MAT602Special Topics in Mathematics II
1 credits | Pre-requisite: MAT601
Advanced Topics selected from recent literature on mathematics are studied in depth. Students will participate in a series of conferences presented by experts.
MAT620Spectral Theory
3 credits
The spectral theory, an essential branch of functional analysis, applies to both pure and applied mathematics (differential equations or PDEs, theory of Von Neumann algebras) as in physics and chemistry. The purpose of spectral theory is, for some Endomorphisms of a hilbertien space, to obtain reduced shapes similar to the canonical forms of Jordan for the Endomorphisms of a finitedimensional vector space and diagonal forms for the Endomorphisms of a hermitian space vector finitedimensional hermitian. The theory of HilbertSchmidt applications was encountered for the first time in the integral equations, to build a first generalization of the results obtained in the finitedimensional. In fact, the natural setting of this generalization is that of compact applications, studied by F. Riesz. Nevertheless, the case of the more general Endomorphisms escapes this framework; it is a subject for the spectral theory of Hilbert, which uses the techniques of integration. This course is intended primarily for students in the Master of mathematics, and it presents the mathematical tools of spectral theory: Basic Elements of functional analysis (normed spaces and spaces of Banach, spaces of Hilbert, continuous linear maps, duality, weak topologies), passage of the finite to the infinite dimension for continuous linear operators, dimension theory of compact operators, various forms of the spectral theorem, and selfadjoint operator theory.
MAT603Tutorial in Mathematics
1 credits | Pre-requisite: MAT601
Topics selected from recent literature on mathematics are studied in depth. Students will be responsible for presenting selected topics from the current scientific literature. They will be graded on relevance, critical analysis and presentation.
Capstone
Mission
The goal of the Master's program in mathematics is to educate each student in the foundations of advanced mathematics. In general, a student in the Master's program will fall into one of three categories: wishing to work in the private sector, wishing to teach mathematics in a school, or wishing to continue into a Ph.D. program in mathematics.

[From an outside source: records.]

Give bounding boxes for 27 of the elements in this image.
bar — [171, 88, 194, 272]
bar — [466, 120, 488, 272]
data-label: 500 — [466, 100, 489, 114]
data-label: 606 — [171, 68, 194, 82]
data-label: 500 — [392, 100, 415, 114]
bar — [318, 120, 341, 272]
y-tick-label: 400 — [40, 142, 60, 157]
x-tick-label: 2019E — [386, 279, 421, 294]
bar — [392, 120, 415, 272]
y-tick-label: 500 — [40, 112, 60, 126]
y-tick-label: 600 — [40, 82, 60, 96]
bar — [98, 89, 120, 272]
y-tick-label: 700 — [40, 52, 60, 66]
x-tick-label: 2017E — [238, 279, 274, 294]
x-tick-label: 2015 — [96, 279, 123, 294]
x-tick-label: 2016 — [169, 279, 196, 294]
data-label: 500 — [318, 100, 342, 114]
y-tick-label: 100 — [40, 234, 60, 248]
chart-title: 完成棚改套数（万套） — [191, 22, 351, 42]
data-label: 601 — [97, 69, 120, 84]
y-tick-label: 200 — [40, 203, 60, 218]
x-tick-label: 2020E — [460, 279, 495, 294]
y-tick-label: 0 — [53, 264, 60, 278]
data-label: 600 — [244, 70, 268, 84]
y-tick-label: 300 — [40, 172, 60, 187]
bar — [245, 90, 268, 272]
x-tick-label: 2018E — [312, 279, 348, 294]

Program Educational Objectives
1. Graduates will present a deep knowledge in the different fields of theoretical and applied mathematics.
2. Graduates will develop a mathematical logic that could be applied for problem modeling and solving in different areas of interest.

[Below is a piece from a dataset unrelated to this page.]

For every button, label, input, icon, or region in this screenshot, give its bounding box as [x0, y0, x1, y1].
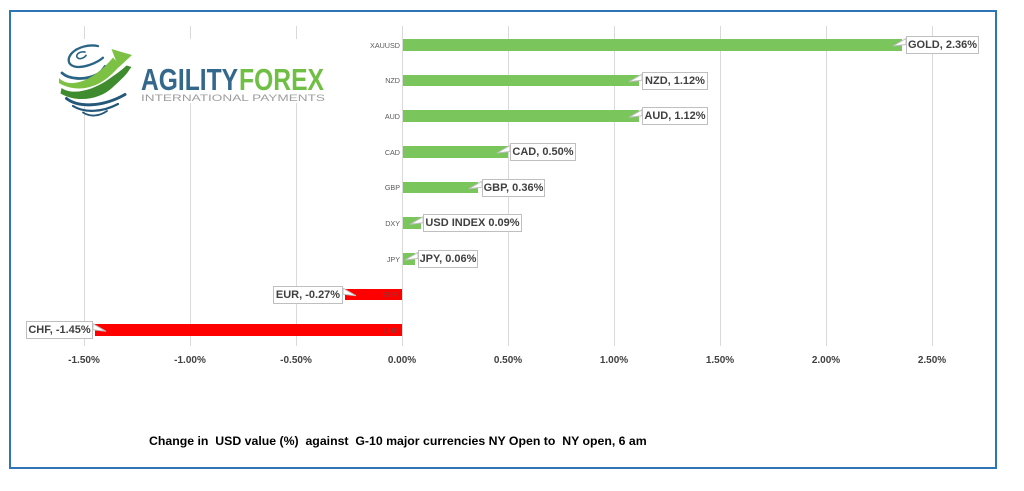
svg-text:INTERNATIONAL PAYMENTS: INTERNATIONAL PAYMENTS: [141, 93, 325, 104]
svg-text:AGILITY: AGILITY: [141, 62, 238, 97]
svg-text:FOREX: FOREX: [239, 62, 324, 97]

3. Graduates will acquire a vast scientific methodological approach to tackle mathematical research problems responding to the needs of different scientific fields.
Program Outcomes
a. Students will simulate problems in the advanced areas of numerical analysis.
b. Model problems in the areas of functional analysis.
c. Solve problems in the advanced areas of algebra.
d. Understand the concepts of stochastic processes.
e. Apply computer knowledge to solve numerical problems.
f. Acquire the necessary knowledge in scientific research.